# At two points P and Q on a screen in Youngs double-slit experiment, waves from slit S_1 and S_2...

## Question:

At two points P and Q on a screen in Youngs double-slit experiment, waves from slit S_1 and S_2 have a path difference of 0 and {eq}\lambda {/eq}/4, respectively. Then the ratio of intensities at P and Q will be _____.

## Intensity Distribution In Young's Double Slit Experiment

The Young's double-slit arrangement ensures that light intensities add up coherently. In the arrangement the two interfering waves have the same amplitude, the same frequency, and a fixed phase difference. Therefore the resultant intensity on the screen is no longer the sum of the individual intensities. There is an additional interference term. This leads to a redistribution of the incident energy in the form of alternating high and low intensity regions.

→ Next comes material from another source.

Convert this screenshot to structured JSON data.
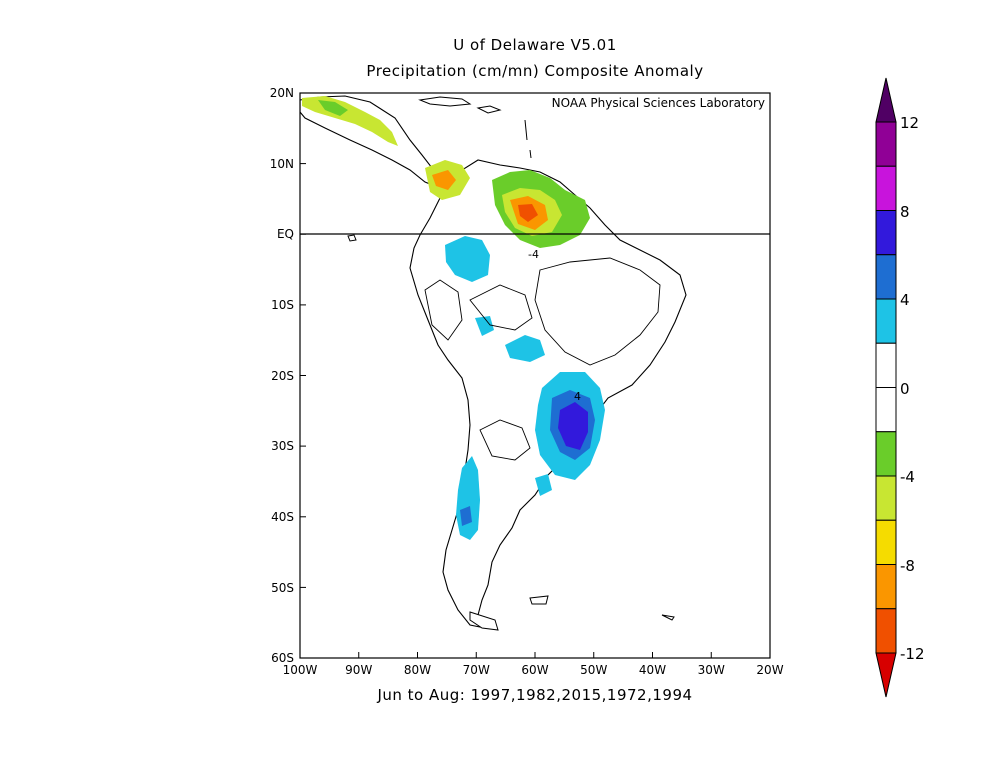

Since the electric field of the electromagnetic wave is an oscillating quantity we may represent it by a phasor. The amplitude is represented by the length of the phasor and the relative phase difference by the angle between the phasors. Then by using the parallelogram law of addition, the resultant amplitude may be found. The intensity (the energy falling on unit perpendicular area per second) is proportional to the square of the amplitude.

If {eq}\displaystyle {a_1} {/eq} is the amplitude of one phasor and {eq}\displaystyle {a_2} {/eq} that of the other and if the relative phase between the two is {eq}\displaystyle {\phi} {/eq} then the amplitude of the resultant wave is,

{eq}\displaystyle {a_r= \sqrt{a_1^2+a_2^2+2a_1a_2 \cos \phi}}---------(1) {/eq}

Here {eq}\displaystyle {a_1=a_2=a} {/eq}.

Therefore the resultant intensity at a point on the screen is,

{eq}\displaystyle { I=k(4a^2cos^2{\frac{\phi}{2})}}---------(2) {/eq}.

Here k is a proportionality constant.

Now a path difference of {eq}\displaystyle {\lambda} {/eq} corresponds to a phase difference of {eq}\displaystyle {2 \pi} {/eq}.

At a point P on the screen where there is no path diffference, the phase difference is zero. Hence from (2) we get the intensity as,

{eq}\displaystyle { I_P=4ka^2} {/eq}

At a point Q where the path difference is {eq}\displaystyle {\frac{\lambda}{4}} {/eq}, the phase difference is {eq}\displaystyle {\pi/2} {/eq}

Hence (2) gives,

{eq}\displaystyle { I_Q=4ka^2\cos^2{\frac{\pi}{4}}=2ka^2} {/eq}

Therefore,

{eq}\displaystyle {\frac{I_P}{I_Q}=2} {/eq}.